As a student, retired Maths professor (and recent UWC Chancellor’s Outstanding Alumni Special Award winner) Jan Persens was his lecturer - and someone he really looked up to - while studying towards his B.Com degree.
“It was enjoyable, but challenging times. In 1983 to 1989 I changed to business economics, then applied for a post in the department of Business Economics as a lecturer.
“I found that teaching adults was the pull factor for me,” Isaacs notes. “There was a greater focus on full-time students and a small group of part-time students. It was a refocus for me and here I must acknowledge Philip Herchen for building the brand of the Institute for Small Business.”
From that time onwards, he has seen how the department has grown over the past years.
“With the programme we had running, more professional people had the opportunity to study and further their education - and this was definitely one of the highlights for me,” Isaacs says. “It was inspiring to see the many who were in formal employment and who never had the opportunity to study.”
A Youthful Mindset: Never Stop Learning
Education was always an important part of his upbringing. His mother, Eleonora, was a housewife and seamstress for the community - and the one who drove education in their household.
“She would have prepared some extra homework for me to be completed after school,” Isaacs says, “and my father, a short-distance truck driver, would keep a firm hand on discipline. As the eldest of seven children, I would notice how my mother would supplement the household income by means of her sewing.
“I would help by being the willing model after she’d put a garment together,” he laughs.
Retirement will be an interesting experience - Isaacs is looking forward to retirement and spending more time with his wife, Dorothy a recently retired teacher - but he isn’t promising that he’ll be sitting still anytime soon.
Isaacs will continue being a board member of an empowerment trust that advises and allocates their dividends to worthy projects in the community.
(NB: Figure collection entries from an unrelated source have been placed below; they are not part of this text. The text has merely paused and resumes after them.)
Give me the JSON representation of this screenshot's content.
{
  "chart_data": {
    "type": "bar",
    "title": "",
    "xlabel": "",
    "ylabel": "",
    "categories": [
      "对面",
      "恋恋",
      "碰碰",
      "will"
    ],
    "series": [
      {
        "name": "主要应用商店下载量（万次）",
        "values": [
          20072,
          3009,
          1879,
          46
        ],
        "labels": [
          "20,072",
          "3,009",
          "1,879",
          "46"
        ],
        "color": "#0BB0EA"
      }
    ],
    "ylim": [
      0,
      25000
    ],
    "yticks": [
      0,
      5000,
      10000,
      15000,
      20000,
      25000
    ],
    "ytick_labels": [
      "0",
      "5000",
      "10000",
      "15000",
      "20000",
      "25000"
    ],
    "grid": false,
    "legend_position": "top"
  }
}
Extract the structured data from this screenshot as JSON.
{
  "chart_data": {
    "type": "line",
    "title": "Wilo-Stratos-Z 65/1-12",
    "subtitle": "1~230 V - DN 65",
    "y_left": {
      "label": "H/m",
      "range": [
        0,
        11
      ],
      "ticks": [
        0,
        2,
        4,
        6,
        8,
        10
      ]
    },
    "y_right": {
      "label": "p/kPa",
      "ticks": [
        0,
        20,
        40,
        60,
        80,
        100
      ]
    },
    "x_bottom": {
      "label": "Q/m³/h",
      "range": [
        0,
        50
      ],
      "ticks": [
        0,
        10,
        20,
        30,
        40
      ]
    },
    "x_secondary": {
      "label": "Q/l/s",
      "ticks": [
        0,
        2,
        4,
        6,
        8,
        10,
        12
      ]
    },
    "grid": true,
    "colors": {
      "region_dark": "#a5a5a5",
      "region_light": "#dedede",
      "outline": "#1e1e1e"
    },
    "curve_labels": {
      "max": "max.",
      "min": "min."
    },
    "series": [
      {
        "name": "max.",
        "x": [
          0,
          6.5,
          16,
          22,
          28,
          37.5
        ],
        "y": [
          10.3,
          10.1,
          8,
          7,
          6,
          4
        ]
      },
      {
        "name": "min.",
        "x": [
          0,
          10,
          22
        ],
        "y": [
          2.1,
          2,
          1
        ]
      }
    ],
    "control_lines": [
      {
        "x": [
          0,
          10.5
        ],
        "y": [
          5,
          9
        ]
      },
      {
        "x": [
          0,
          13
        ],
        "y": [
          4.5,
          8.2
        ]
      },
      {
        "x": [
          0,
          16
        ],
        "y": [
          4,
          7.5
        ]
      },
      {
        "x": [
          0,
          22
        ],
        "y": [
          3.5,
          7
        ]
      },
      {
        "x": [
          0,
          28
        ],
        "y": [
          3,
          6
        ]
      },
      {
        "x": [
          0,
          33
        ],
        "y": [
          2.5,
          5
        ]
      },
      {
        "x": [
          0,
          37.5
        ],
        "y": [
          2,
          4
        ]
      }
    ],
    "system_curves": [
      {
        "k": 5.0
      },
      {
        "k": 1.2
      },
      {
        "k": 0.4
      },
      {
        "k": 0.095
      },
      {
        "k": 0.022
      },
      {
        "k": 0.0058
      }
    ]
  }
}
He is on the board of Bosassa School for Reforming Youth, where he has been making a meaningful contribution for several years.
He believes that entrepreneurship - and an entrepreneurial mindset - is key to success for the youth, and for South Africa as a whole.
“Your first thought shouldn’t be to find a job in the private sector: first and foremost you need to be a business owner; that is the only way going forward in this country. You should develop a mindset of striving to become self employed and be more open to entrepreneurship.”
That open-mindedness is most important - Isaacs advises the youth to keep looking at things in new ways, and to allow their minds to be changed when the occasion calls for it.
“Education is very important, but it doesn’t end after your schooling,” he says. “You must never stop trying to learn new things - that’s the only way to ensure your success.